The third self-released album from the band, off of their own record label, Clamour Records, tells a story of a torrid love affair and all of the emotions you’d probably encounter. The lead singer, Rick Reid, lists John Cassavetes as one of his influences, so you should expect a dense story that’s layered with a fatal attraction towards the pain one gets from a love that doesn’t work out.
There is anger in the Cassevetes’ movies and you can certainly find anger in the lyrics of the songs from The Jazz Age. There are talks of driving into the ocean, trying on your ex’s clothes, and even seeing ghosts.
The band, from Canada, blends pop, punk, and a little bit of folk music to put together an opus of symphonic caliber.
They get in touch with their punk-rock roots on the track, “Irish Rose.” This is the song where a jaded lover misses his ex so much, he’s trying so hard to keep her in his life, he’s even wearing her clothes and trying on perfume. Any musician that could come up with (or live) a story like this definitely has a shot in the music industry ( lots of legends have been disturbed, Cobain, Jim Morrison).

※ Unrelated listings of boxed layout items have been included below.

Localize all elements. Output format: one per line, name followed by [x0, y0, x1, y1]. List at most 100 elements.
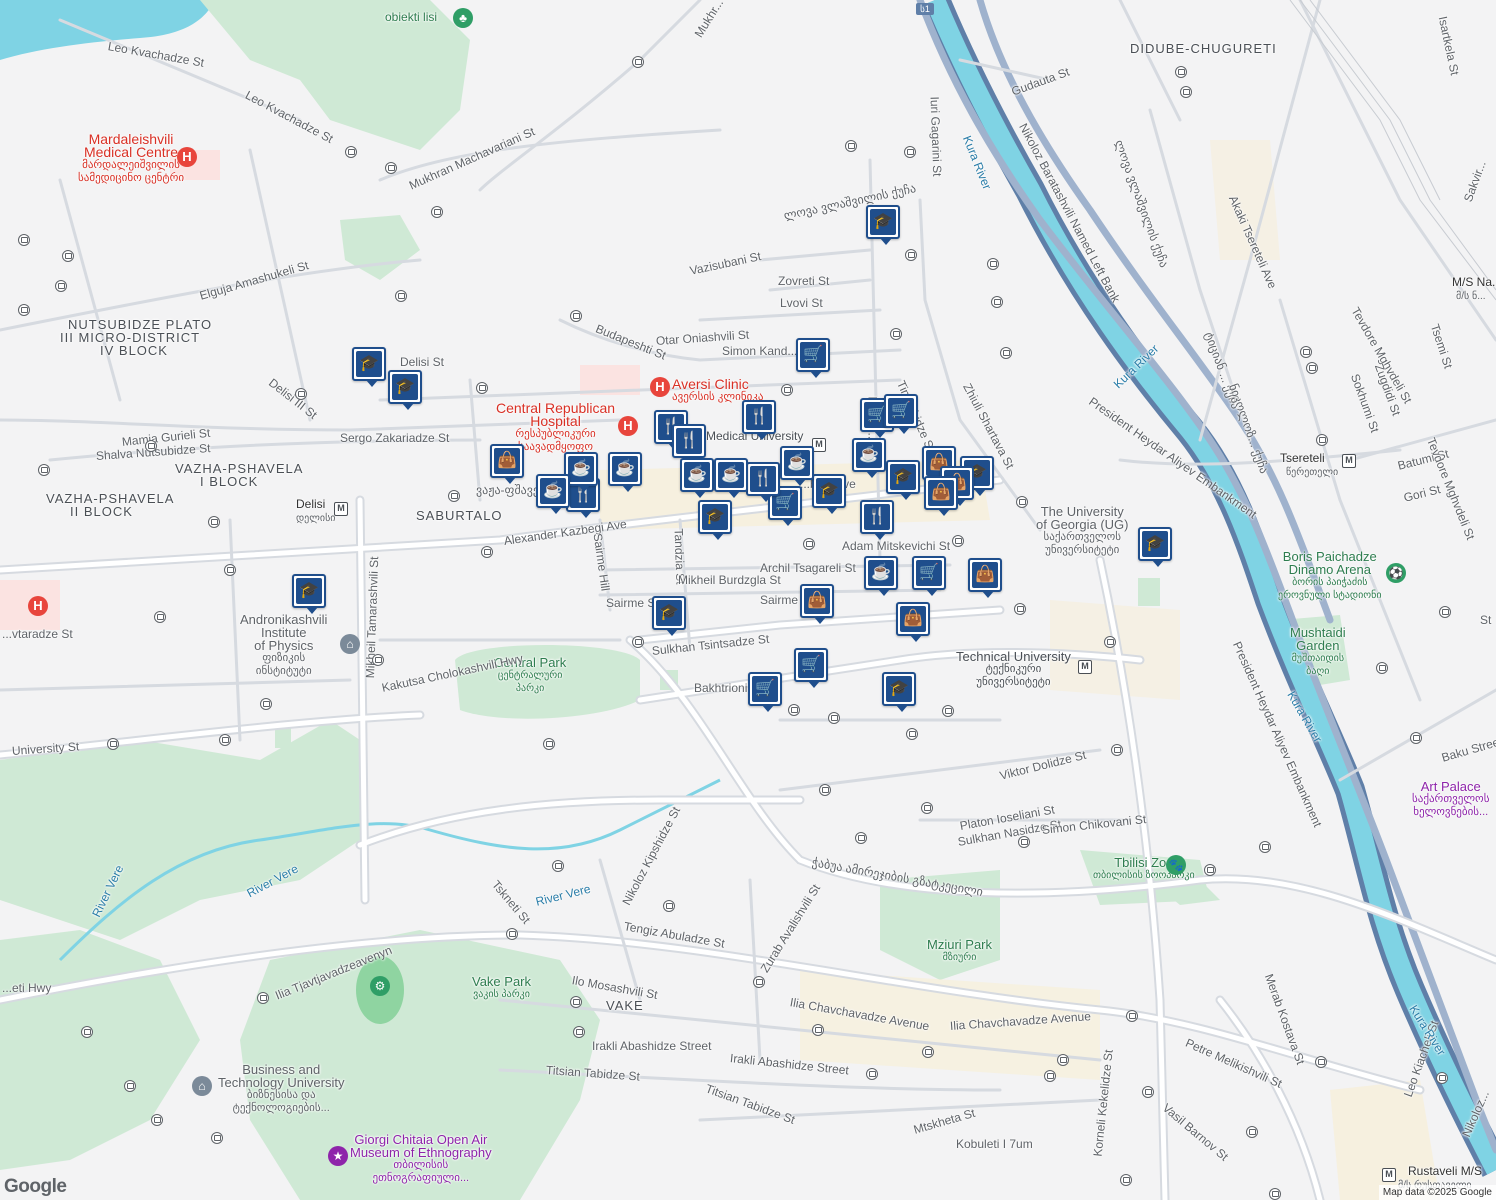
bus-stop-icon[interactable]: [224, 564, 236, 576]
bus-stop-icon[interactable]: [1410, 732, 1422, 744]
bus-stop-icon[interactable]: [506, 928, 518, 940]
bus-stop-icon[interactable]: [552, 860, 564, 872]
bus-stop-icon[interactable]: [1018, 836, 1030, 848]
bus-stop-icon[interactable]: [81, 1026, 93, 1038]
bus-stop-icon[interactable]: [952, 535, 964, 547]
bus-stop-icon[interactable]: [922, 1046, 934, 1058]
metro-icon[interactable]: M: [1382, 1168, 1396, 1182]
bus-stop-icon[interactable]: [1180, 86, 1192, 98]
metro-label[interactable]: M/S Na...: [1452, 276, 1496, 289]
bus-stop-icon[interactable]: [1204, 864, 1216, 876]
bus-stop-icon[interactable]: [632, 636, 644, 648]
bus-stop-icon[interactable]: [1014, 603, 1026, 615]
place-business-tech-university[interactable]: Business and Technology University ბიზნე…: [218, 1063, 344, 1115]
bus-stop-icon[interactable]: [448, 490, 460, 502]
bus-stop-icon[interactable]: [1259, 841, 1271, 853]
bus-stop-icon[interactable]: [385, 162, 397, 174]
map-pin[interactable]: ☕: [714, 458, 748, 498]
place-mushtaidi-garden[interactable]: Mushtaidi Garden მუშთაიდის ბაღი: [1290, 626, 1346, 678]
metro-label[interactable]: Tsereteli: [1280, 452, 1325, 465]
google-logo[interactable]: Google: [4, 1176, 67, 1198]
map-pin[interactable]: 🎓: [882, 672, 916, 712]
map-pin[interactable]: 🛒: [748, 672, 782, 712]
bus-stop-icon[interactable]: [151, 1114, 163, 1126]
map-pin[interactable]: 🎓: [812, 474, 846, 514]
bus-stop-icon[interactable]: [803, 538, 815, 550]
bus-stop-icon[interactable]: [904, 146, 916, 158]
bus-stop-icon[interactable]: [145, 440, 157, 452]
map-pin[interactable]: ☕: [780, 446, 814, 486]
bus-stop-icon[interactable]: [663, 900, 675, 912]
bus-stop-icon[interactable]: [632, 56, 644, 68]
bus-stop-icon[interactable]: [1104, 636, 1116, 648]
map-pin[interactable]: 🎓: [1138, 527, 1172, 567]
bus-stop-icon[interactable]: [1315, 1056, 1327, 1068]
bus-stop-icon[interactable]: [18, 304, 30, 316]
map-pin[interactable]: ☕: [608, 452, 642, 492]
map-pin[interactable]: 🛒: [794, 648, 828, 688]
map-pin[interactable]: 🎓: [292, 574, 326, 614]
map-pin[interactable]: ☕: [852, 438, 886, 478]
bus-stop-icon[interactable]: [395, 290, 407, 302]
bus-stop-icon[interactable]: [942, 705, 954, 717]
hospital-icon[interactable]: H: [28, 596, 48, 616]
map-pin[interactable]: 🛒: [884, 394, 918, 434]
bus-stop-icon[interactable]: [890, 328, 902, 340]
bus-stop-icon[interactable]: [781, 384, 793, 396]
map-pin[interactable]: 👜: [968, 558, 1002, 598]
bus-stop-icon[interactable]: [906, 728, 918, 740]
map-pin[interactable]: 🍴: [742, 400, 776, 440]
bus-stop-icon[interactable]: [1126, 1010, 1138, 1022]
university-icon[interactable]: ⌂: [192, 1076, 212, 1096]
bus-stop-icon[interactable]: [481, 546, 493, 558]
bus-stop-icon[interactable]: [1439, 606, 1451, 618]
map-pin[interactable]: ☕: [680, 458, 714, 498]
bus-stop-icon[interactable]: [570, 996, 582, 1008]
bus-stop-icon[interactable]: [1142, 1086, 1154, 1098]
metro-icon[interactable]: M: [1342, 454, 1356, 468]
bus-stop-icon[interactable]: [1057, 1054, 1069, 1066]
bus-stop-icon[interactable]: [543, 738, 555, 750]
bus-stop-icon[interactable]: [431, 206, 443, 218]
bus-stop-icon[interactable]: [62, 250, 74, 262]
place-university-of-georgia[interactable]: The University of Georgia (UG) საქართველ…: [1036, 505, 1128, 557]
bus-stop-icon[interactable]: [219, 734, 231, 746]
place-technical-university[interactable]: Technical University ტექნიკური უნივერსიტ…: [956, 650, 1071, 689]
stadium-icon[interactable]: ⚽: [1386, 563, 1406, 583]
map-pin[interactable]: 🎓: [388, 370, 422, 410]
park-icon[interactable]: ♣: [453, 8, 473, 28]
map-pin[interactable]: 🎓: [652, 596, 686, 636]
bus-stop-icon[interactable]: [476, 382, 488, 394]
bus-stop-icon[interactable]: [828, 712, 840, 724]
bus-stop-icon[interactable]: [753, 976, 765, 988]
map-canvas[interactable]: DIDUBE-CHUGURETI NUTSUBIDZE PLATO III MI…: [0, 0, 1496, 1200]
map-pin[interactable]: 🍴: [860, 500, 894, 540]
bus-stop-icon[interactable]: [295, 388, 307, 400]
bus-stop-icon[interactable]: [1300, 346, 1312, 358]
museum-icon[interactable]: ★: [328, 1146, 348, 1166]
bus-stop-icon[interactable]: [345, 146, 357, 158]
map-pin[interactable]: 👜: [490, 444, 524, 484]
hospital-icon[interactable]: H: [177, 147, 197, 167]
bus-stop-icon[interactable]: [819, 784, 831, 796]
bus-stop-icon[interactable]: [372, 654, 384, 666]
bus-stop-icon[interactable]: [1246, 1126, 1258, 1138]
bus-stop-icon[interactable]: [987, 258, 999, 270]
map-pin[interactable]: 🎓: [866, 205, 900, 245]
map-pin[interactable]: 🎓: [886, 460, 920, 500]
bus-stop-icon[interactable]: [845, 140, 857, 152]
bus-stop-icon[interactable]: [1120, 1174, 1132, 1186]
metro-icon[interactable]: M: [334, 502, 348, 516]
map-pin[interactable]: 🎓: [698, 500, 732, 540]
bus-stop-icon[interactable]: [124, 1080, 136, 1092]
bus-stop-icon[interactable]: [257, 992, 269, 1004]
bus-stop-icon[interactable]: [1306, 362, 1318, 374]
map-pin[interactable]: 👜: [896, 602, 930, 642]
zoo-icon[interactable]: 🐾: [1166, 855, 1186, 875]
map-pin[interactable]: 🍴: [672, 424, 706, 464]
map-pin[interactable]: 🍴: [746, 462, 780, 502]
bus-stop-icon[interactable]: [1111, 744, 1123, 756]
bus-stop-icon[interactable]: [38, 464, 50, 476]
place-vake-park[interactable]: Vake Park ვაკის პარკი: [472, 975, 531, 1001]
map-pin[interactable]: ☕: [864, 556, 898, 596]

The lyrics are poetic, encapsulating a story of a man who doesn’t know how to let go, like any forbidden love or broken heart, one has to or eventually will get over who they thought was their significant other. It’ll be interesting to see what kind of direction Reid and the rest of City Streets decide to go after they’re ‘over’ the ‘Jazz Age.’ Tortured souls of love, either recover triumphantly or die trying.
Other great songs to check out beside “Irish Rose:” “Song For Lee” and “White Noise.”